In the current economic climate, late payments are becoming commonplace. Whilst payment terms have never been too favourable to suppliers, they are getting more and more unattractive, with 60, 90 or even 120-day payment terms making an appearance these days. And despite these terms being already in the clients’ favour, it is quite common for the actual payment to be late. After all, it’s quite convenient for the client to keep the money in their account for as long as they can, earning interest.
Needless to say, this is quite annoying for the supplier, who has to chase the payment through endless phone calls and e-mails, wasting time when instead they should be working and earning money. But the real problem is with cash flow. Even if translators have very few outgoings compared to other businesses, they still need a certain disposable income every month to pay for their bills, food, etc. At the end of the day, you can’t tell your phone company “I’ll pay your bill when my client pays me”.

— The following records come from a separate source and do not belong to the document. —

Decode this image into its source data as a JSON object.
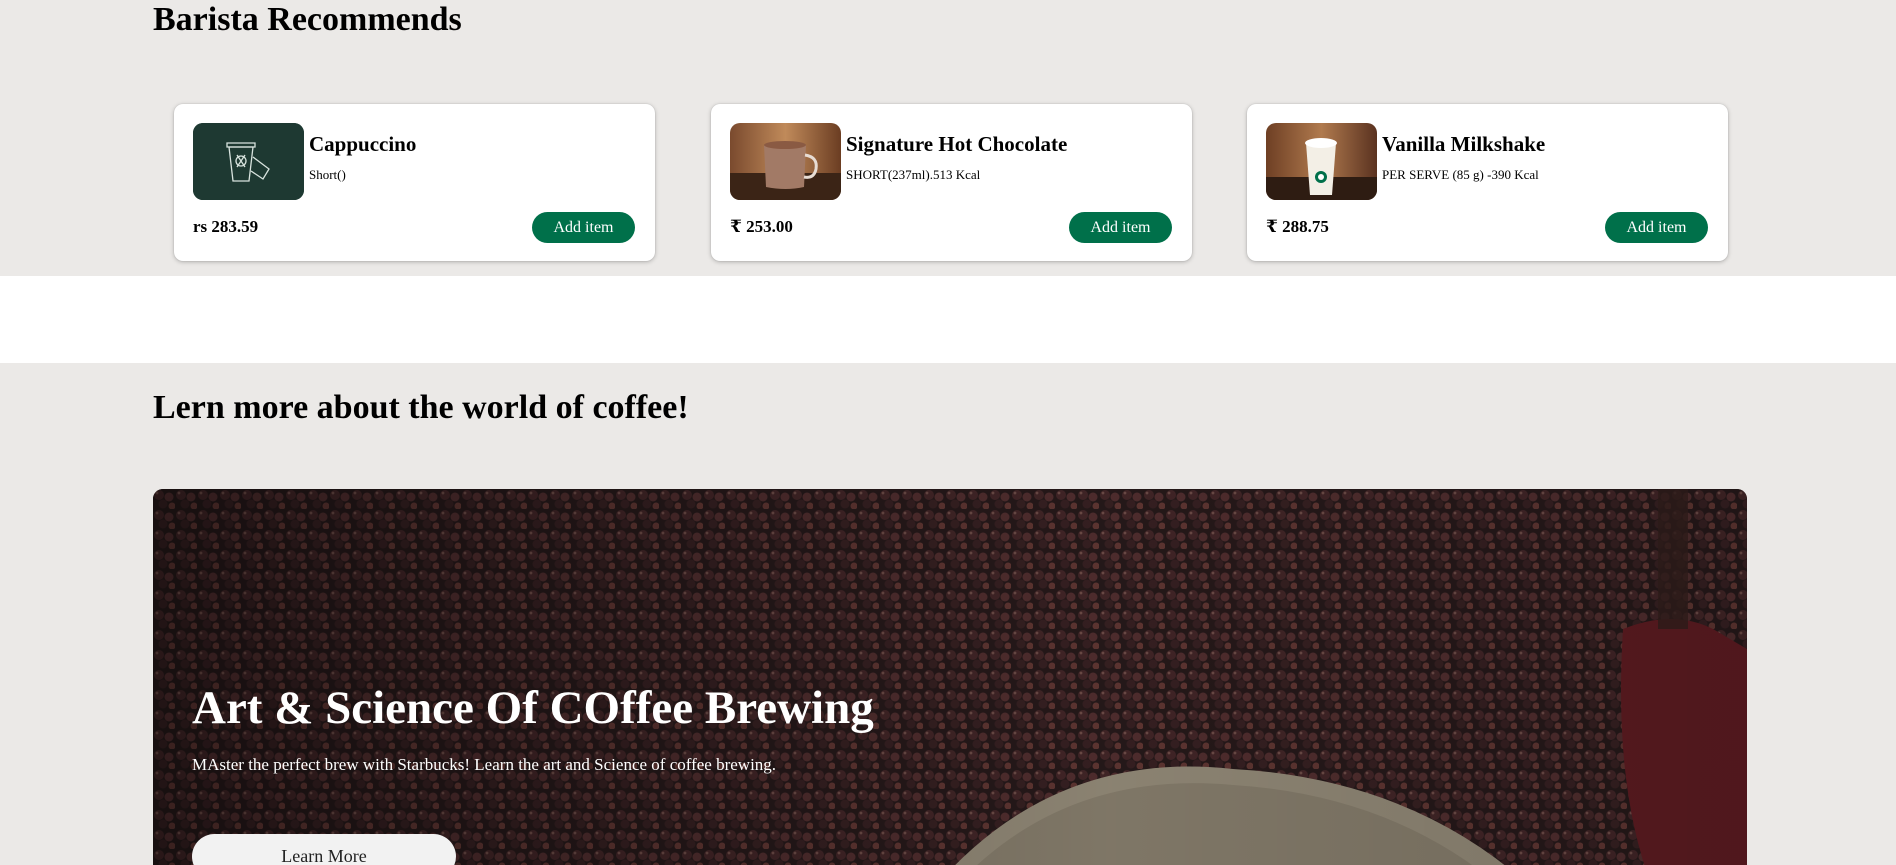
{
  "barista": {
    "heading": "Barista Recommends",
    "items": [
      {
        "name": "Cappuccino",
        "desc": "Short()",
        "price": "rs 283.59",
        "button": "Add item",
        "image": "cup-sketch-icon"
      },
      {
        "name": "Signature Hot Chocolate",
        "desc": "SHORT(237ml).513 Kcal",
        "price": "₹ 253.00",
        "button": "Add item",
        "image": "hot-chocolate-mug-photo"
      },
      {
        "name": "Vanilla Milkshake",
        "desc": "PER SERVE (85 g) -390 Kcal",
        "price": "₹ 288.75",
        "button": "Add item",
        "image": "milkshake-cup-photo"
      }
    ]
  },
  "learn": {
    "heading": "Lern more about the world of coffee!",
    "hero": {
      "title": "Art & Science Of COffee Brewing",
      "text": "MAster the perfect brew with Starbucks! Learn the art and Science of coffee brewing.",
      "button": "Learn More",
      "image": "coffee-beans-photo"
    }
  },
  "colors": {
    "accent": "#00704a",
    "page_bg": "#ebe9e7",
    "card_bg": "#ffffff"
  }
}
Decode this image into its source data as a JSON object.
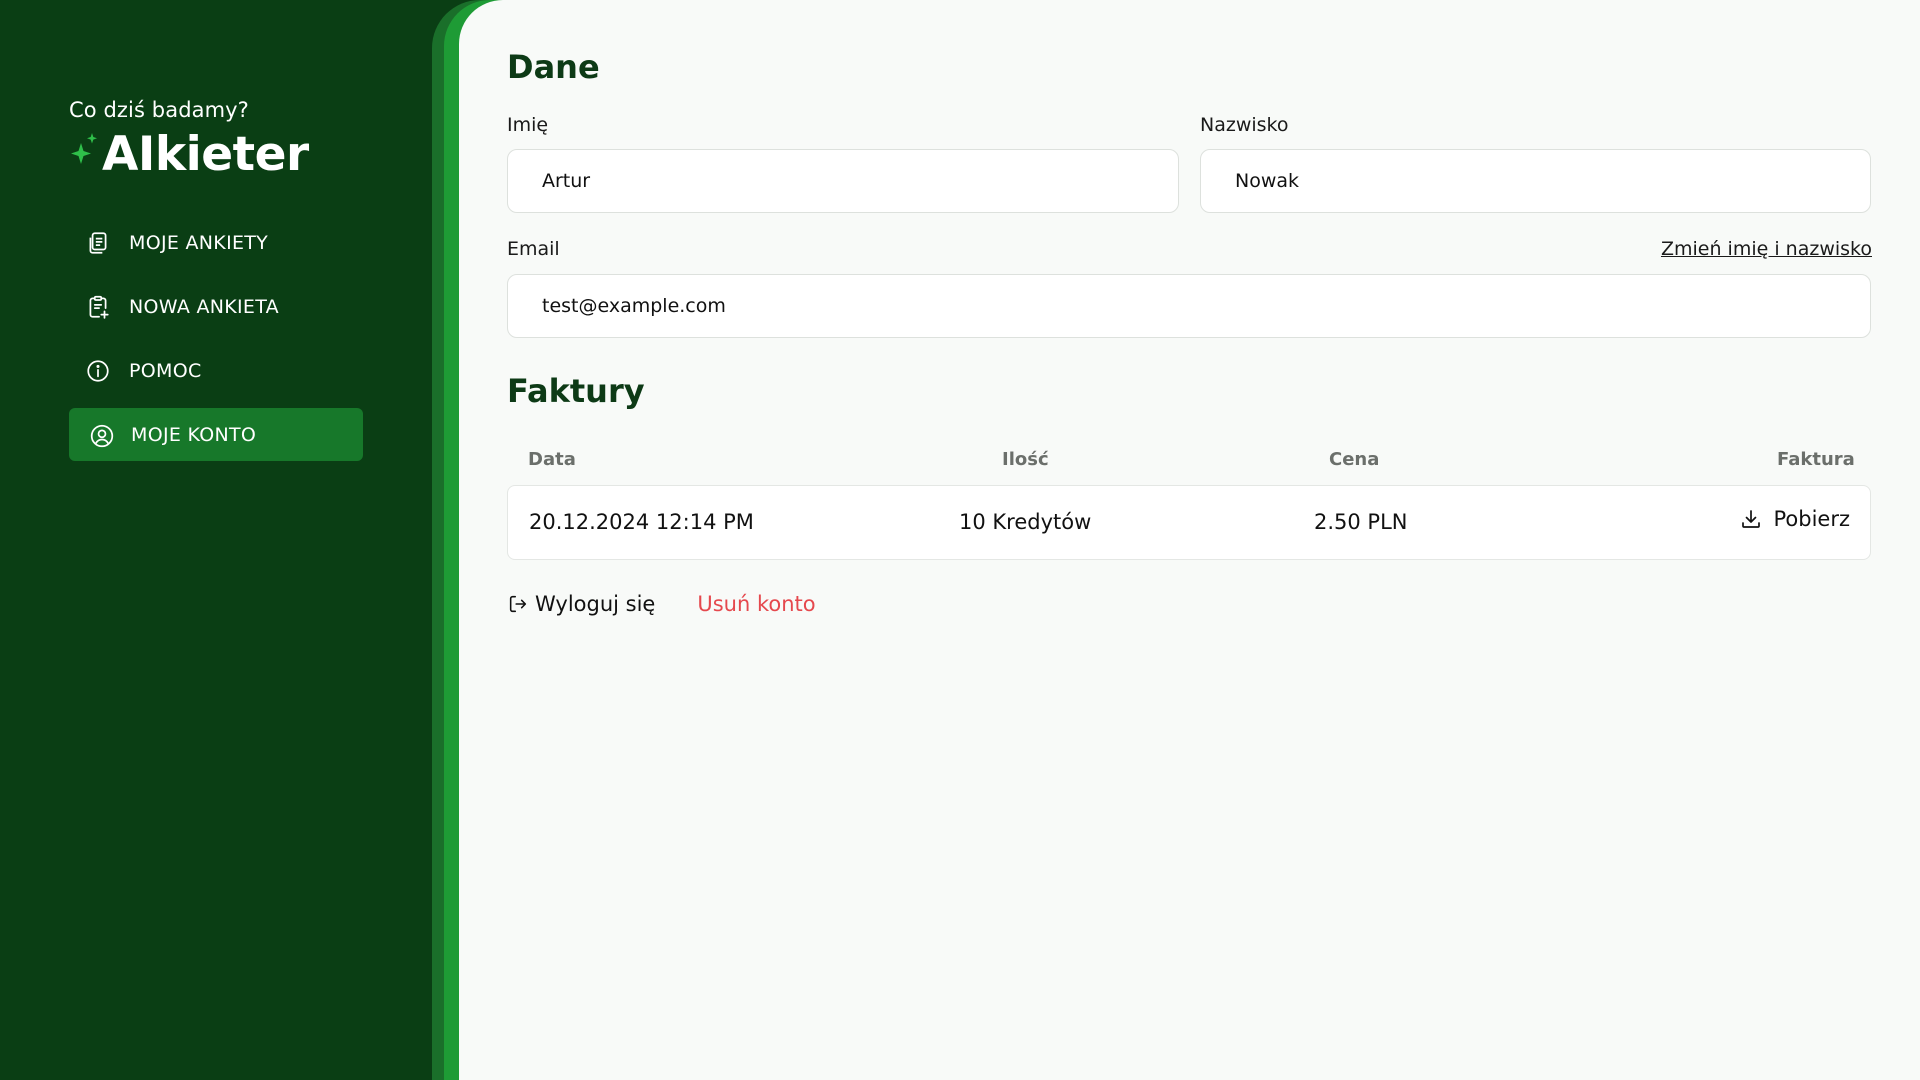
{
  "sidebar": {
    "tagline": "Co dziś badamy?",
    "brand": "AIkieter",
    "brand_icon": "sparkle-icon",
    "items": [
      {
        "label": "MOJE ANKIETY",
        "icon": "documents-icon",
        "active": false
      },
      {
        "label": "NOWA ANKIETA",
        "icon": "clipboard-add-icon",
        "active": false
      },
      {
        "label": "POMOC",
        "icon": "info-icon",
        "active": false
      },
      {
        "label": "MOJE KONTO",
        "icon": "user-circle-icon",
        "active": true
      }
    ]
  },
  "colors": {
    "sidebar_bg": "#0a3e14",
    "accent": "#1e9b35",
    "active_item": "#17782a",
    "sparkle": "#2fbf4a",
    "danger": "#e5484d"
  },
  "profile": {
    "section_title": "Dane",
    "first_name_label": "Imię",
    "first_name_value": "Artur",
    "last_name_label": "Nazwisko",
    "last_name_value": "Nowak",
    "email_label": "Email",
    "email_value": "test@example.com",
    "change_name_link": "Zmień imię i nazwisko"
  },
  "invoices": {
    "section_title": "Faktury",
    "columns": [
      "Data",
      "Ilość",
      "Cena",
      "Faktura"
    ],
    "rows": [
      {
        "date": "20.12.2024 12:14 PM",
        "amount": "10 Kredytów",
        "price": "2.50 PLN",
        "action": "Pobierz"
      }
    ]
  },
  "actions": {
    "logout": "Wyloguj się",
    "delete_account": "Usuń konto"
  }
}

And this is even worse for small translation companies which might have significant outgoings, such as rent, staff salaries and paying their own freelance suppliers. Late payments and the subsequent problems with cash flow could soon become a huge burden which could potentially send the business into bankruptcy.

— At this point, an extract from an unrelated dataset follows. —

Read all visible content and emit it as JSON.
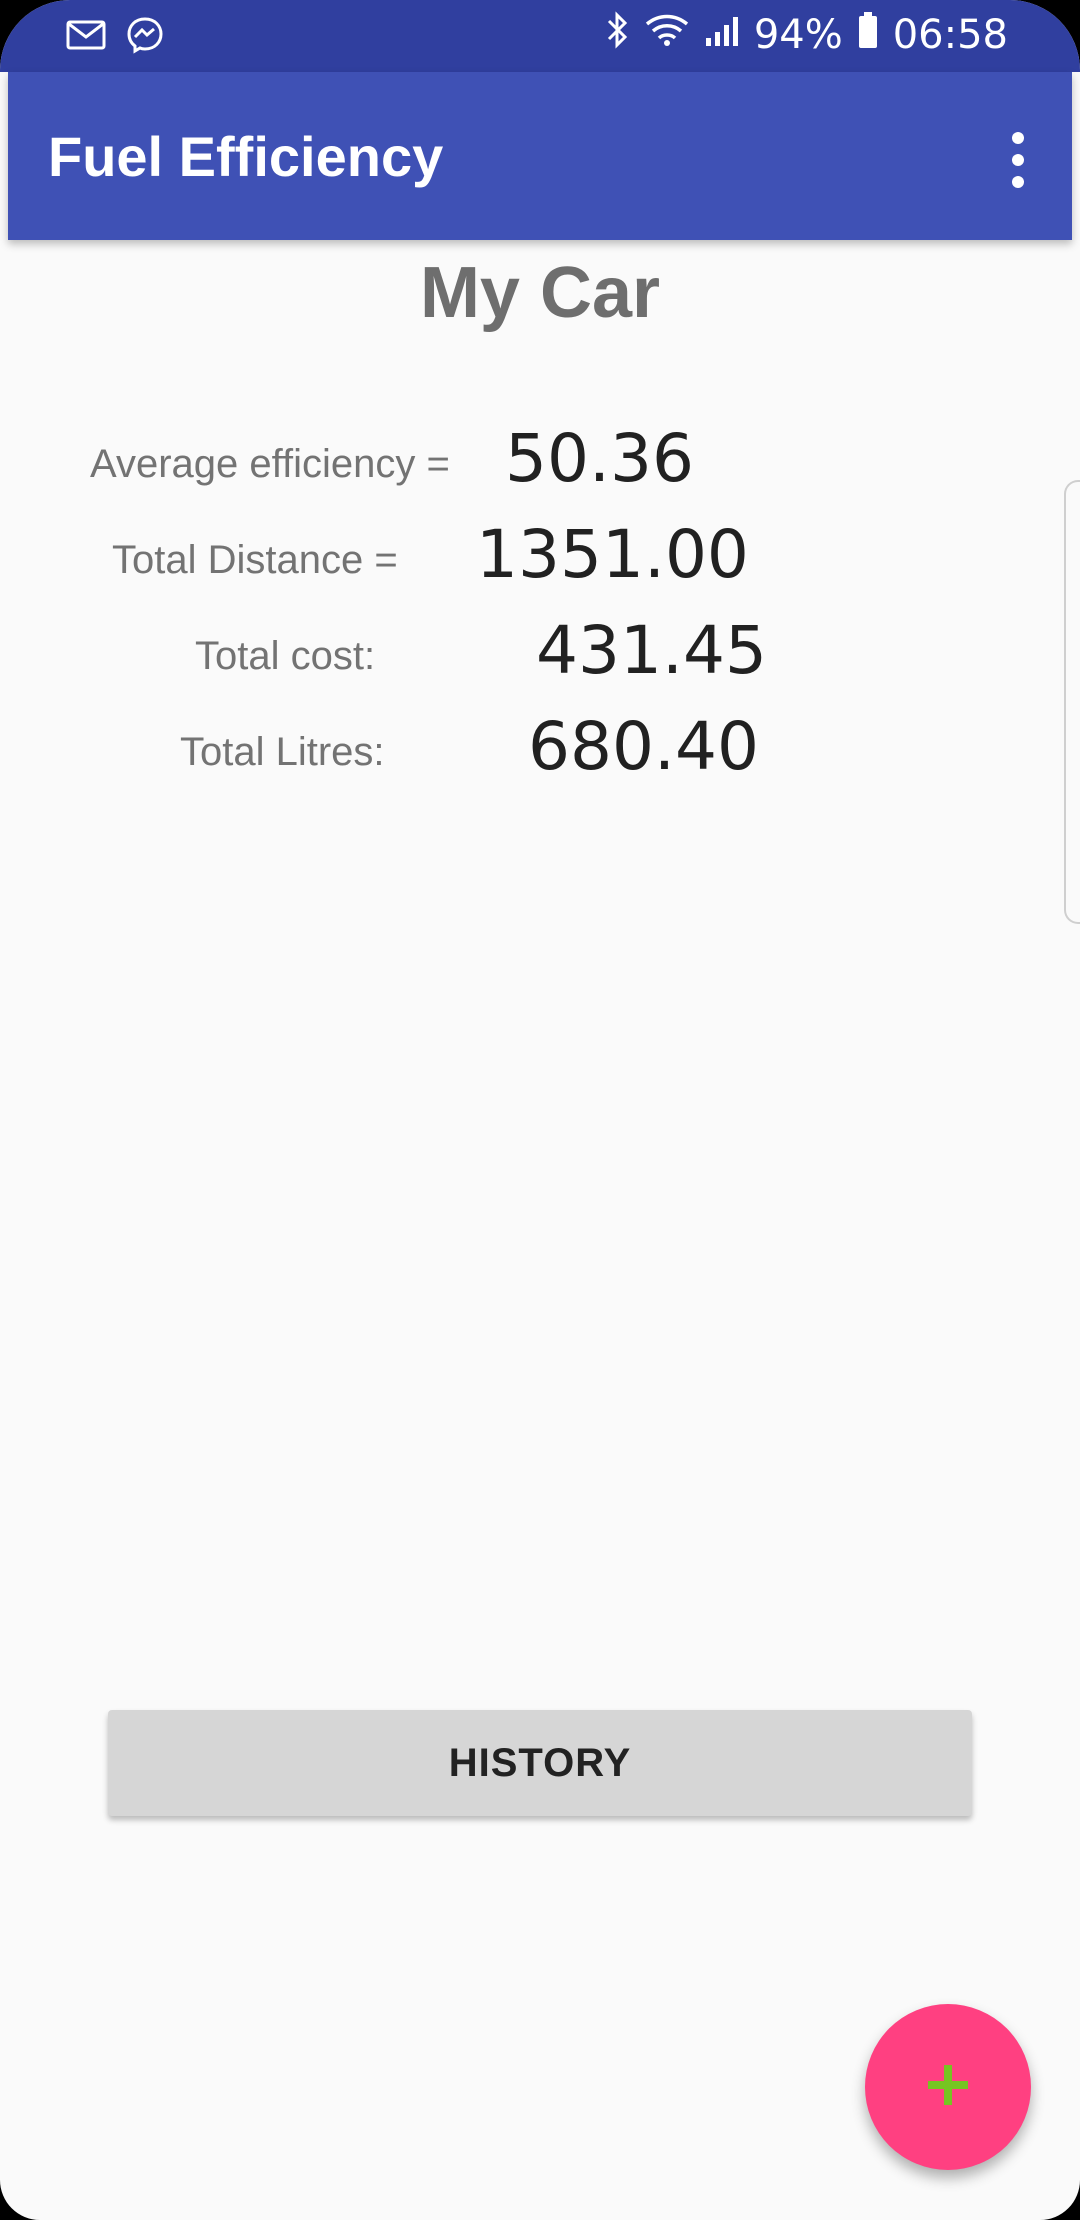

Not all is lost, however, as there are ways you can protect yourself against late payments.
First of all, if you are contacted by a new client, do your research before accepting a job. Check that the company is genuine and find all their details on the Internet, such as address, e-mail address, website, etc. If it is a member of the public, it might be more difficult to check that it is a genuine enquiry, so be extra careful.
It’s also a good idea to check with other translators if they have worked for that client and get some feedback. In any case, what you should always do is look up the company in websites such as Payment Practices, the Black and White list in GoTranslators, the Blue Board in Proz or many other similar sources that will tell you if the client is a bad payer.
Also, protect yourself by signing some Terms of trade. It could be your terms, or their terms, but make sure you understand them fully and you both agree on them.
If, despite doing all this, the new client turns out to be a bad payer, or one of your regular clients starts paying considerably later than usual, you should always start by chasing the payment politely. After all, it can happen that invoices are misplaced or forgotten about, or simply not received. We are all human and can make mistakes, so I would advise to start on the assumption that it is a genuine error.
If you don’t get a reply to your initial reminder, or they say they are going to pay but haven’t done so within a week, it’s a good idea to send them another e-mail or phone them directly. How they react to this second contact is crucial: if they don’t reply or start giving excuses such as “the cheque is in the post”, “the person who deals with the payments is on holidays” or “the system is down”, be very careful. Excuses are just a delaying tactic, and lack of response obviously means that they don’t care.
In that case, you can seek cover in the law. For instance, in the UK, clients who pay late must by law pay penalty interest and compensation. For debts of less than £1000, the penalty is £40, rising to £70 for larger debts. Then interest is charged at 8% over the Bank of England rate. Whilst many translators choose not to apply this charges, it is useful to know that it is your legal right to demand them if the client exceeds the payment terms set at the beginning of the project/on the invoice.
If after that second contact you still haven’t received payment in, say, two weeks, it is certainly advisable to send another invoice with the compensation and penalty interest added to it. Alternatively, you can contact the client once again stating that, if you haven’t received your payment by X day, they will be hearing from your debt collection company the next day. Most clients usually pay at this point.
The last resort is, of course, sending a Recorded Delivery letter stating your intention to go to court (Small Claims court in the UK).
Once it gets to this point it is very likely that you will lose the client, but at the end of the day you have to think that A CLIENT WHO DOESN’T PAY IS NOT A CLIENT.